Paper works best when it’s modular. It is a lot easier to take a chapter of hard copy, or a stack of plot cards around with you if you’re only sticking to the ones you need and you have a convenient and easy way of handling them while you’re working in less than optimal conditions. So consider these tools:

  • Binders: If you are lugging around larger volumes of paper, I suggest sticking to nothing bigger than a 1″ binder.  Binders are flexible in that they allow you to move around paper, and sturdy in that they provide you with a rigid surface to write and/or organize. And you can cram them full if you need to.
  • Pockets: Nothing gets in your mobile working way more than the inability to keep your paperwork under control. A pocket–whether it’s integrated into the binder, or simply a Ziploc bag large enough to keep your papers and scraps and tools safely secured, keeps your work from turning into a mess.
  • Clips: I’m including clipboards in this, because I’m a recent convert. Clips hold things together (duh, I know) but they also allow you to separate and rearrange them into groupings. Clipboards both hold things together and provide a flat surface that can be used at odd angles without your paper sliding all over the place (total win/win).

Digital Portability

It can be tempting to lug everything around when you’re on the go, because you’ll never know what you’ll need. It’s especially easy when you’ve got a laptop or a pad. But laptops, in spite of the name, are not the only digital portables out there.

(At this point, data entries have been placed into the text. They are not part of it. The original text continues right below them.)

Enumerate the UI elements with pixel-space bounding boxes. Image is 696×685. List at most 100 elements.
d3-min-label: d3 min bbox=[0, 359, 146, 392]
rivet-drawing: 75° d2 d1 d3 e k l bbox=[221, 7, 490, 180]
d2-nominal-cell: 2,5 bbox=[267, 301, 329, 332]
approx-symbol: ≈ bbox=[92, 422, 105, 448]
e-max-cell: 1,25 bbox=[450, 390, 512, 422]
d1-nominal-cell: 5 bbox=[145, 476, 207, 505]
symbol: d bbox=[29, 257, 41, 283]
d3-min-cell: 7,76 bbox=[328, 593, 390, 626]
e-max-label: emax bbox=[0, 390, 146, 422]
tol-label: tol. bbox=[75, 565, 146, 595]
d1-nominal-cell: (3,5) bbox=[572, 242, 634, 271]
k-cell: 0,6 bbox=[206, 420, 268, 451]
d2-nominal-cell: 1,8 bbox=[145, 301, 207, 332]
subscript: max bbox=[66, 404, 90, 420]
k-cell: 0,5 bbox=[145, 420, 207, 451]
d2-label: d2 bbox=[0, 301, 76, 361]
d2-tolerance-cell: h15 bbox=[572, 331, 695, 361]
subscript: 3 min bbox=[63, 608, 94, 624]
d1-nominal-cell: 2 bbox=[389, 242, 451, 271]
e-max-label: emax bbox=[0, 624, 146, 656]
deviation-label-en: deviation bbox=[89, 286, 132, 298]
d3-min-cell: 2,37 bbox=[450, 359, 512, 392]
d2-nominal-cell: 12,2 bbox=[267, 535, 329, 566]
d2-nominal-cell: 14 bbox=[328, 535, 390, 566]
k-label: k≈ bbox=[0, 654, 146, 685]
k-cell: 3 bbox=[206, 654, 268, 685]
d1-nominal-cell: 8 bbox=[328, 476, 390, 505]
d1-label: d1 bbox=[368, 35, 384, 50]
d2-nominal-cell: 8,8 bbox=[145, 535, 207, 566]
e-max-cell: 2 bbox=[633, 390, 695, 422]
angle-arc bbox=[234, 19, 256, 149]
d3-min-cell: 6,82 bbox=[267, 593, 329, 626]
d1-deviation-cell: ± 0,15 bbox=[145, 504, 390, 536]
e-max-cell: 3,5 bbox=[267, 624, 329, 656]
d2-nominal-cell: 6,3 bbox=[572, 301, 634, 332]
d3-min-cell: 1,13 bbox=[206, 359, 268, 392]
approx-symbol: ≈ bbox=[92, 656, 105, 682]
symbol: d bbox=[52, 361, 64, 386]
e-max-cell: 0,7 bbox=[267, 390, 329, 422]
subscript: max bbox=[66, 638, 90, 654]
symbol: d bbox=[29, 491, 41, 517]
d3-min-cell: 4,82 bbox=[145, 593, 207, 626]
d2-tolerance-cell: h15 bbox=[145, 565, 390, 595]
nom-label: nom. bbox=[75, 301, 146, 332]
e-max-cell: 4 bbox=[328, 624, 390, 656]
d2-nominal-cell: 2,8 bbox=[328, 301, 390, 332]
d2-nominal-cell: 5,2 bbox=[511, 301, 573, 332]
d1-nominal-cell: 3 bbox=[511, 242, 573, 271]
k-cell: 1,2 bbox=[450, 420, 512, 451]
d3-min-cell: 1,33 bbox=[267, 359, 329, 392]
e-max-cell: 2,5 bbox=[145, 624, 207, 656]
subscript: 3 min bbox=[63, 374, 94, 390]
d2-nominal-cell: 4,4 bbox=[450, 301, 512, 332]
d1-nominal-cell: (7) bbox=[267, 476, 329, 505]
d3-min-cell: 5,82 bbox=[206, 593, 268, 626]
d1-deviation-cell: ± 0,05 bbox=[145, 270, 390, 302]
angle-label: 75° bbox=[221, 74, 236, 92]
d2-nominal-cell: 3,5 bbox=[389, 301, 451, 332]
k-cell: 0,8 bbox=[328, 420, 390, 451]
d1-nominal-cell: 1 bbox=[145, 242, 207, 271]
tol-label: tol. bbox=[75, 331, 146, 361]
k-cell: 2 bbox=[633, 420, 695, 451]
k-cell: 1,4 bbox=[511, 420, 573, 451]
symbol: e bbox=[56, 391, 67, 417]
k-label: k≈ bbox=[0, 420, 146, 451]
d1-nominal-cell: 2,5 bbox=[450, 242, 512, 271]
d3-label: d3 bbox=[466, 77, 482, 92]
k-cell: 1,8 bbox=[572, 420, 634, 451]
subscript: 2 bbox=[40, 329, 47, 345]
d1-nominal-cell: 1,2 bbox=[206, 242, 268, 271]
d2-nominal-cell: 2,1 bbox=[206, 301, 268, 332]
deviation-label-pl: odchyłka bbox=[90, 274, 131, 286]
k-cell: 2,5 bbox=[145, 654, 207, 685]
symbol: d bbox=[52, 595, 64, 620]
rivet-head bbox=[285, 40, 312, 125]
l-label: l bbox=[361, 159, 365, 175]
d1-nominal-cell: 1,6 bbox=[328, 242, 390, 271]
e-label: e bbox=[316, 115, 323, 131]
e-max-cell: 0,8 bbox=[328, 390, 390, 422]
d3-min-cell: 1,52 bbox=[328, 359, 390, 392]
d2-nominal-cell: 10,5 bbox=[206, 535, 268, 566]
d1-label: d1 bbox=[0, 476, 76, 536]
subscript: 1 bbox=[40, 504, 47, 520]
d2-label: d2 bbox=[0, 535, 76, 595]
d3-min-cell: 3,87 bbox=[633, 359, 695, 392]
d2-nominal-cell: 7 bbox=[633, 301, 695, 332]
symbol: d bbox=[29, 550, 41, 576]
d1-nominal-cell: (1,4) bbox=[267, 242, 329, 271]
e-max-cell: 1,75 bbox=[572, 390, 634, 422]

  • Laptops: Laptops are by far the most obvious, hence the name. Laptops, however, come in a range of sizes and weights. Some of those only qualify as portable if you’ve got 4 wheels or a forklift somewhere on your body.
  • Netbooks: Smaller than laptops, and the smallest “full functionality” computer outside of southeast Asia where they laugh at us for our ridiculously putzy internet speeds, netbooks are designed to be used in cafes and casual eateries when you just can’t leave your facebook alone. Long-term work on a netbook might find your fingers aching, because while they try, the keyboard is still a little more cramped than a full-sized. Netbooks are cheaper than many laptops, but even when they’re not, they do sacrifice some of that functionality (like sophisticated graphics cards or lots of memory), so if you work in a writing program,  you might experience some lag while the gerbils redraw your great-looking graphic-heavy collages.
  • Pads: While everybody thinks “iPad” and winces at the price tag, there are Android and WebOS-based pads out there, and they’re entering the market at a pretty aggressive clip by competing companies. I would suggest personally that you wait and see the prices come down a little and wait for functionality quirks to work out. But beyond that, many people report that the larger sized pads are quite comfortable to write on for short periods. Pads have the advantage of being instant on/off, and connected to the internets via wifi or mobile phone carrier. There are also hosts of apps that are compatible with basic word processing. You may never see Scrivener for Smartphone, but you may find something you can at least cut and paste in.
  • Smartphones: Yes, it’s hard on the eyes for anyone past the age of 16 sometimes, but don’t rule out your smartphone’s ability to capture small snippets of text and–for those of you thinking outside the textbox, audio. Your smartphone probably has a voice memo recorder and a camera – use those to your advantage.
  • Other electronics: Discrete voice memo recorders, dedicated e-readers, or e-writers (there’s this thing from Sharper Image that’s for sale at my Staples that may well become the electronic pad of the retro-future for doodlers).

I can’t tell you what the best tools are for your work process–only you can do that. I can tell you that I’ve used just about every one of these (except for the pad–like I said, I’m waiting for the prices to come down). Some worked brilliantly–for a time–but were unsustainable in the long run. Some parts of my work process are too private to work on in a coffee shop or at a practice. Others require a dining room table no matter what. I switch back and forth from a paper to a digital solution every other step in the process. But one thing I don’t do is accept the excuse that I couldn’t keep moving forward because I don’t have a toy or a tool.